始まりの夢
私は最近、不意に自分が死んでしまった世界を想像する。
それはおそらく、私は今が幸せで、この時間が永遠でないことを自覚するためであると思う。そして、自分が死んだ後、有希には有希の人生を謳歌してほしいと願うからだと思う。
☆
優しい物語が好きだ。楽しい小説が好き。
そして、声に出して読むことが好き。この気持ちに嘘はない。
小学生のときの宿題で、音読があった。幼い私はひらがなだらけのそのお話を一生懸命に読んでいた。今思えば、あの頃から言葉や文章を声に出して読むことが好きだった。
だから私の夢は漠然と決まっていたのかもしれない。
それでも、有希がいなかったら、私は今の世界に対応しきれなかっただろう。
高校での初めての夏休みが終わり、私が昼休みに図書室に通うようになった頃、彼のことを知った。

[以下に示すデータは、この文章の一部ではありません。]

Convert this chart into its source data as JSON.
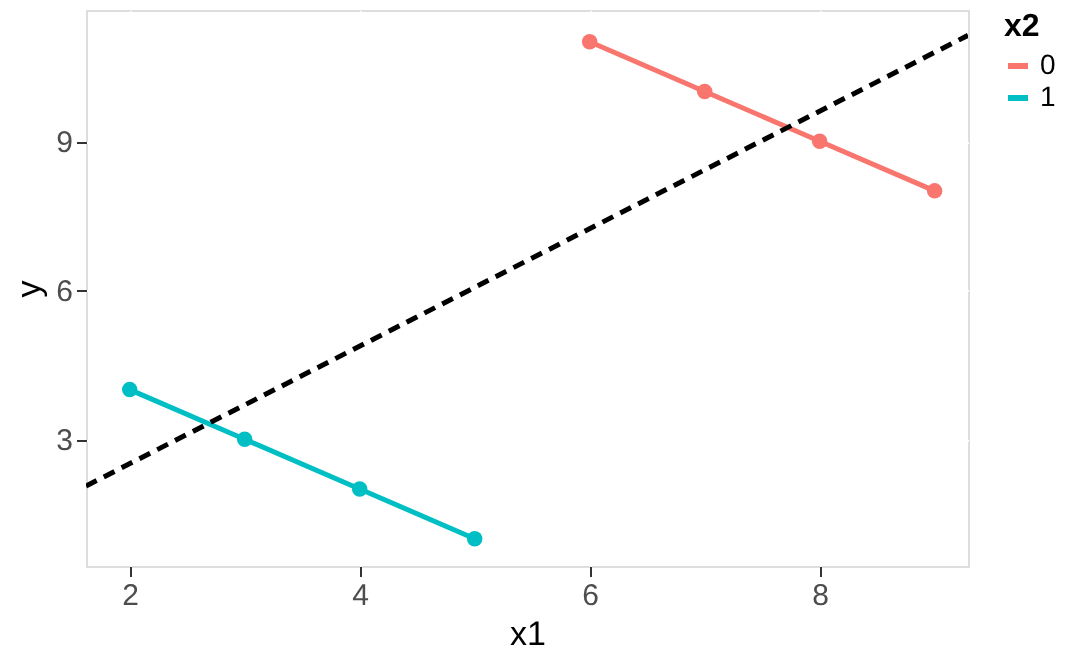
{
  "chart_data": {
    "type": "line",
    "xlabel": "x1",
    "ylabel": "y",
    "legend_title": "x2",
    "xlim": [
      1.62,
      9.29
    ],
    "ylim": [
      0.45,
      11.64
    ],
    "xticks": [
      2,
      4,
      6,
      8
    ],
    "yticks": [
      3,
      6,
      9
    ],
    "grid": true,
    "legend": "right",
    "marker": "circle",
    "line_style": "solid",
    "series": [
      {
        "name": "0",
        "color": "#f8766d",
        "x": [
          6,
          7,
          8,
          9
        ],
        "values": [
          11,
          10,
          9,
          8
        ]
      },
      {
        "name": "1",
        "color": "#00bfc4",
        "x": [
          2,
          3,
          4,
          5
        ],
        "values": [
          4,
          3,
          2,
          1
        ]
      },
      {
        "type": "line",
        "color": "#000000",
        "line_style": "dashed",
        "marker": "none",
        "x": [
          1.62,
          9.29
        ],
        "values": [
          2.06,
          11.13
        ]
      }
    ]
  }
}
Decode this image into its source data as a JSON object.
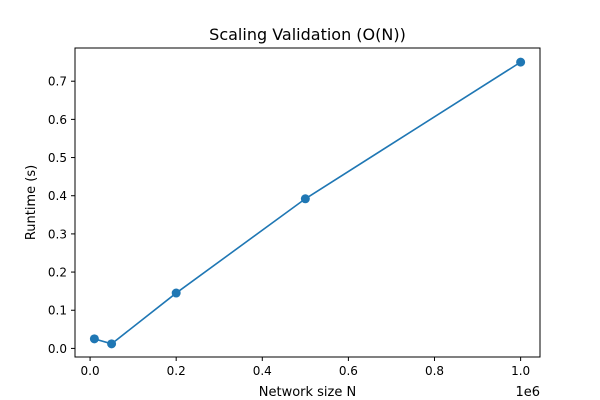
{
  "chart_data": {
    "type": "line",
    "title": "Scaling Validation (O(N))",
    "xlabel": "Network size N",
    "ylabel": "Runtime (s)",
    "x_offset_label": "1e6",
    "xlim": [
      -35000,
      1045000
    ],
    "ylim": [
      -0.0225,
      0.787
    ],
    "x_ticks": [
      0,
      200000,
      400000,
      600000,
      800000,
      1000000
    ],
    "x_tick_labels": [
      "0.0",
      "0.2",
      "0.4",
      "0.6",
      "0.8",
      "1.0"
    ],
    "y_ticks": [
      0.0,
      0.1,
      0.2,
      0.3,
      0.4,
      0.5,
      0.6,
      0.7
    ],
    "y_tick_labels": [
      "0.0",
      "0.1",
      "0.2",
      "0.3",
      "0.4",
      "0.5",
      "0.6",
      "0.7"
    ],
    "grid": false,
    "legend": null,
    "series": [
      {
        "color": "#1f77b4",
        "marker": "circle",
        "x": [
          10000,
          50000,
          200000,
          500000,
          1000000
        ],
        "y": [
          0.025,
          0.012,
          0.145,
          0.392,
          0.75
        ]
      }
    ]
  }
}
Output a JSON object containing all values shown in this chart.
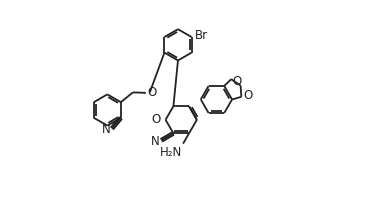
{
  "bg_color": "#ffffff",
  "line_color": "#222222",
  "lw": 1.3,
  "fs": 8.5,
  "xlim": [
    0,
    1
  ],
  "ylim": [
    0,
    1
  ],
  "figw": 3.82,
  "figh": 2.2,
  "dpi": 100
}
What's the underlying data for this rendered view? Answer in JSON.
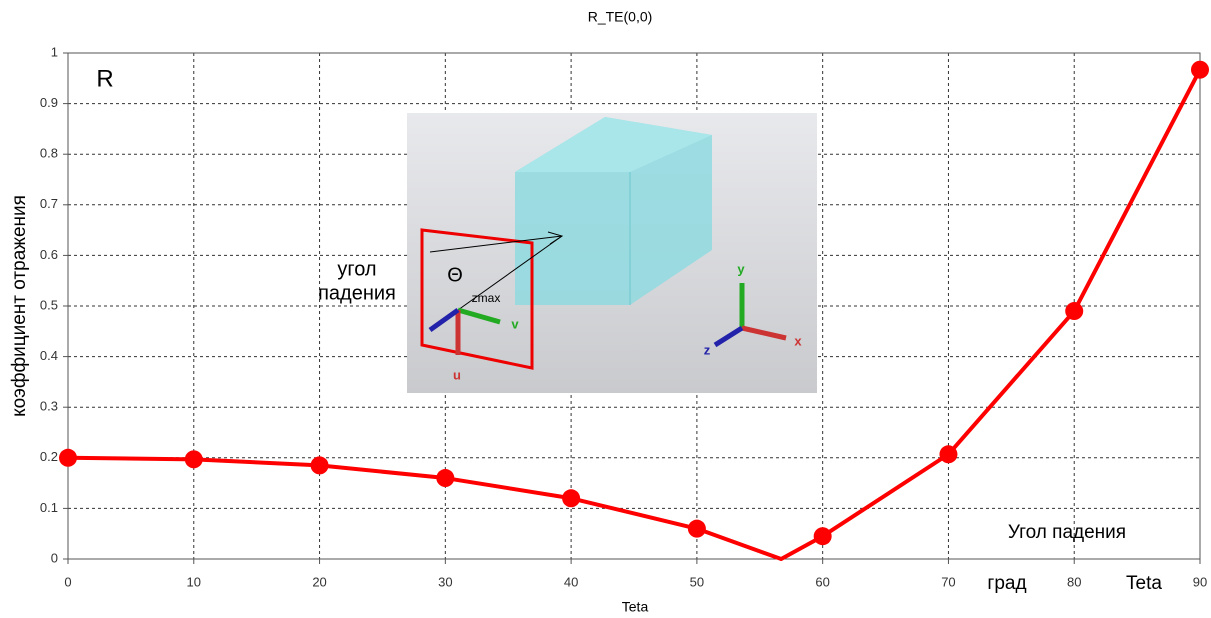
{
  "chart_data": {
    "type": "line",
    "title": "R_TE(0,0)",
    "x_label": "Teta",
    "y_label": "коэффициент отражения",
    "x": [
      0,
      10,
      20,
      30,
      40,
      50,
      56.7,
      60,
      70,
      80,
      90
    ],
    "series": [
      {
        "name": "R",
        "color": "#ff0000",
        "values": [
          0.2,
          0.197,
          0.185,
          0.16,
          0.12,
          0.06,
          0,
          0.045,
          0.207,
          0.49,
          0.967
        ],
        "markers": [
          true,
          true,
          true,
          true,
          true,
          true,
          false,
          true,
          true,
          true,
          true
        ]
      }
    ],
    "xlim": [
      0,
      90
    ],
    "ylim": [
      0,
      1
    ],
    "xticks": [
      0,
      10,
      20,
      30,
      40,
      50,
      60,
      70,
      80,
      90
    ],
    "yticks": [
      0,
      0.1,
      0.2,
      0.3,
      0.4,
      0.5,
      0.6,
      0.7,
      0.8,
      0.9,
      1
    ],
    "grid": true,
    "annotations": {
      "r": "R",
      "ugol": "угол",
      "padeniya": "падения",
      "theta": "Θ",
      "zmax": "zmax",
      "v": "v",
      "u": "u",
      "axis_y": "y",
      "axis_x": "x",
      "axis_z": "z",
      "angle_caption": "Угол падения",
      "grad": "град",
      "teta": "Teta"
    }
  }
}
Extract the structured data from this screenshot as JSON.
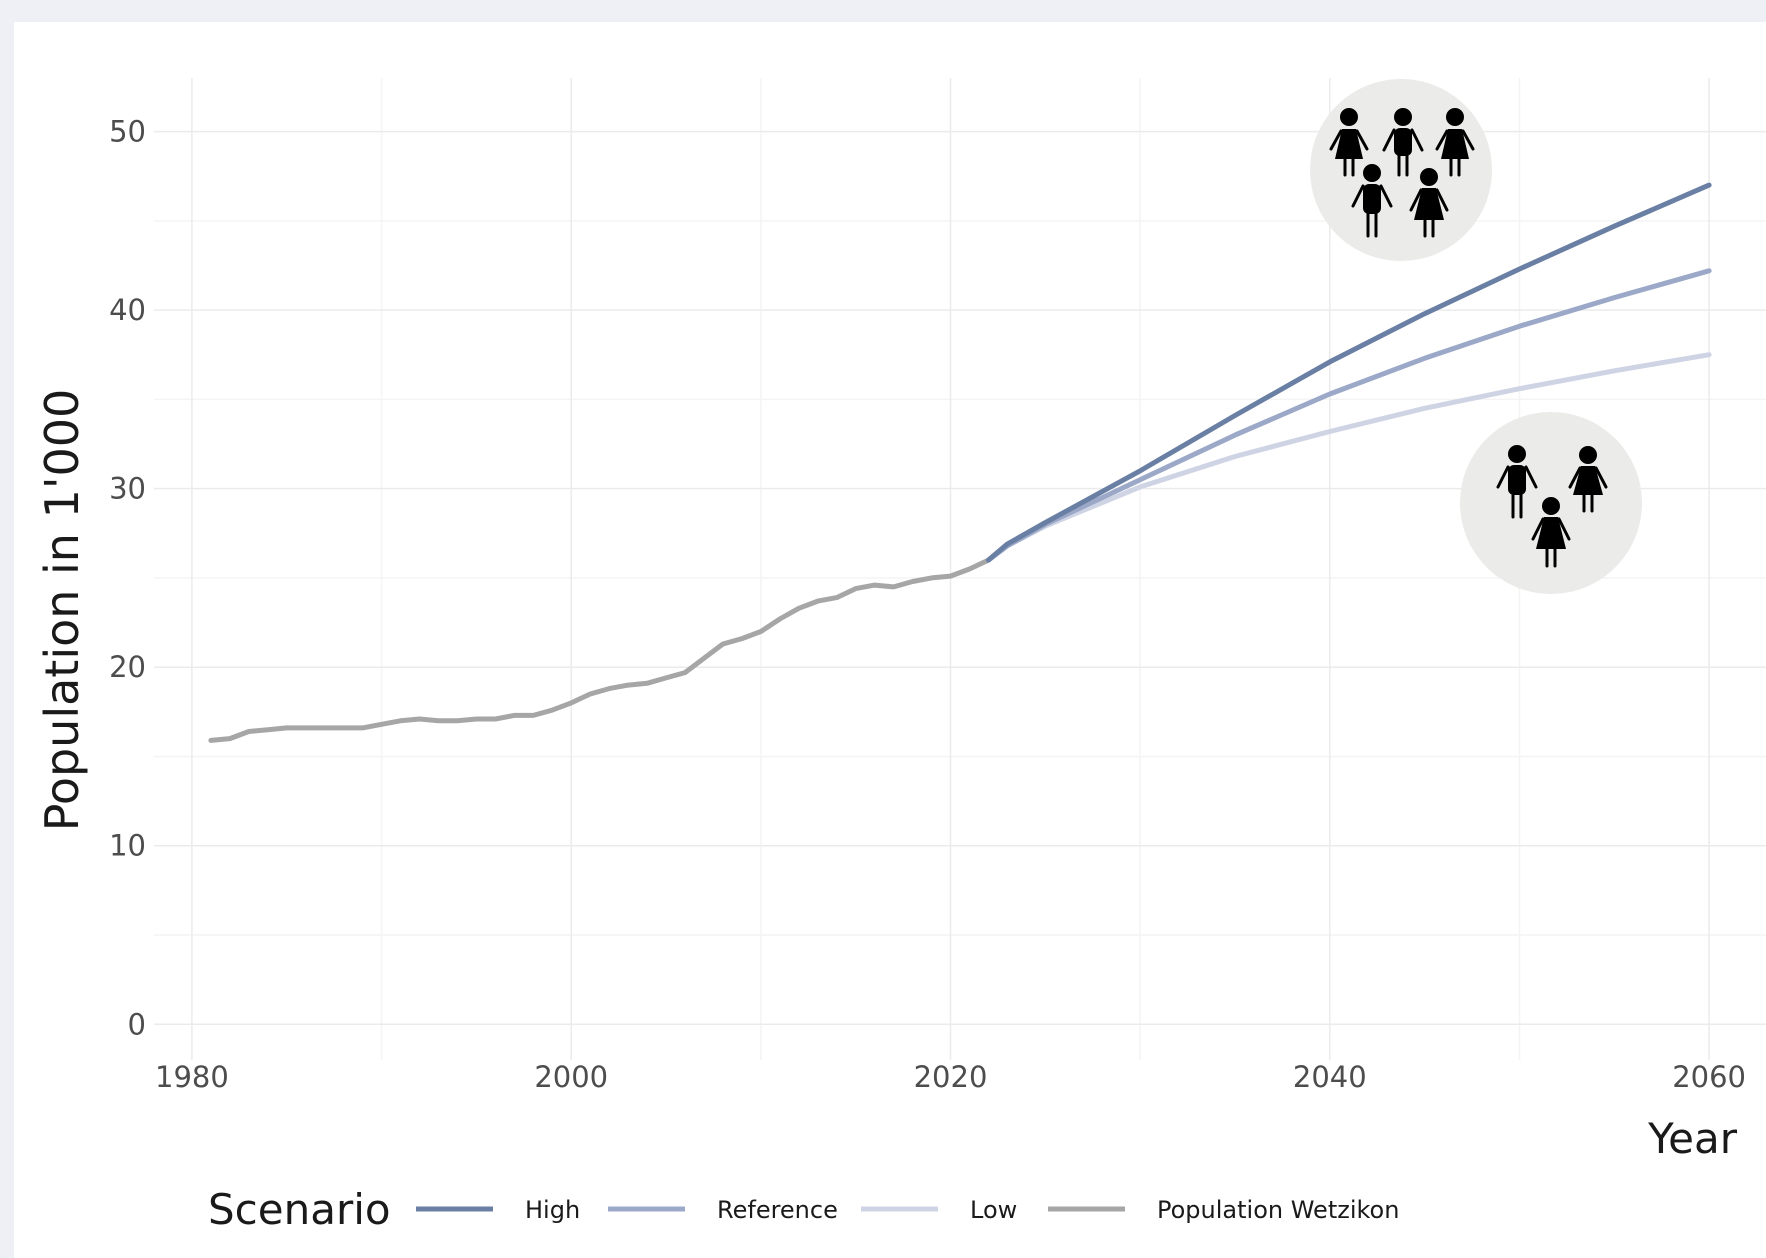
{
  "chart_data": {
    "type": "line",
    "xlabel": "Year",
    "ylabel": "Population in 1'000",
    "xlim": [
      1978,
      2063
    ],
    "ylim": [
      -2,
      53
    ],
    "x_ticks": [
      1980,
      2000,
      2020,
      2040,
      2060
    ],
    "y_ticks": [
      0,
      10,
      20,
      30,
      40,
      50
    ],
    "grid": true,
    "legend_position": "bottom",
    "legend_title": "Scenario",
    "series": [
      {
        "name": "High",
        "color": "#6a7fa4",
        "x": [
          2022,
          2023,
          2025,
          2030,
          2035,
          2040,
          2045,
          2050,
          2055,
          2060
        ],
        "y": [
          26.0,
          26.9,
          28.1,
          31.0,
          34.1,
          37.1,
          39.8,
          42.3,
          44.7,
          47.0
        ]
      },
      {
        "name": "Reference",
        "color": "#9ba8c8",
        "x": [
          2022,
          2023,
          2025,
          2030,
          2035,
          2040,
          2045,
          2050,
          2055,
          2060
        ],
        "y": [
          26.0,
          26.8,
          28.0,
          30.5,
          33.0,
          35.3,
          37.3,
          39.1,
          40.7,
          42.2
        ]
      },
      {
        "name": "Low",
        "color": "#cfd4e5",
        "x": [
          2022,
          2023,
          2025,
          2030,
          2035,
          2040,
          2045,
          2050,
          2055,
          2060
        ],
        "y": [
          26.0,
          26.8,
          27.9,
          30.1,
          31.8,
          33.2,
          34.5,
          35.6,
          36.6,
          37.5
        ]
      },
      {
        "name": "Population Wetzikon",
        "color": "#a6a6a6",
        "x": [
          1981,
          1982,
          1983,
          1984,
          1985,
          1986,
          1987,
          1988,
          1989,
          1990,
          1991,
          1992,
          1993,
          1994,
          1995,
          1996,
          1997,
          1998,
          1999,
          2000,
          2001,
          2002,
          2003,
          2004,
          2005,
          2006,
          2007,
          2008,
          2009,
          2010,
          2011,
          2012,
          2013,
          2014,
          2015,
          2016,
          2017,
          2018,
          2019,
          2020,
          2021,
          2022,
          2023
        ],
        "y": [
          15.9,
          16.0,
          16.4,
          16.5,
          16.6,
          16.6,
          16.6,
          16.6,
          16.6,
          16.8,
          17.0,
          17.1,
          17.0,
          17.0,
          17.1,
          17.1,
          17.3,
          17.3,
          17.6,
          18.0,
          18.5,
          18.8,
          19.0,
          19.1,
          19.4,
          19.7,
          20.5,
          21.3,
          21.6,
          22.0,
          22.7,
          23.3,
          23.7,
          23.9,
          24.4,
          24.6,
          24.5,
          24.8,
          25.0,
          25.1,
          25.5,
          26.0,
          26.9
        ]
      }
    ]
  },
  "icons": {
    "high_group": "group-of-five-people-icon",
    "low_group": "group-of-three-people-icon"
  }
}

いつでも彼は、昼休みのはじめから終わりまで、ずっと窓際の席に座っていた。何かを書いているようで、時折窓をボーッと見ては突然思い付いたようにシャーペンを走らせていた。
ある日彼は、机に突っ伏していた。昼休み中ずっと。
それが3日続いた。
そして、それは突然起こった。
「ういさん、」
彼は斜め後ろの少し離れた席に座っていた私を見つめていた。
「卯衣さんだよね。 これ、」
腕を伸ばし、紙の束を私に向けた。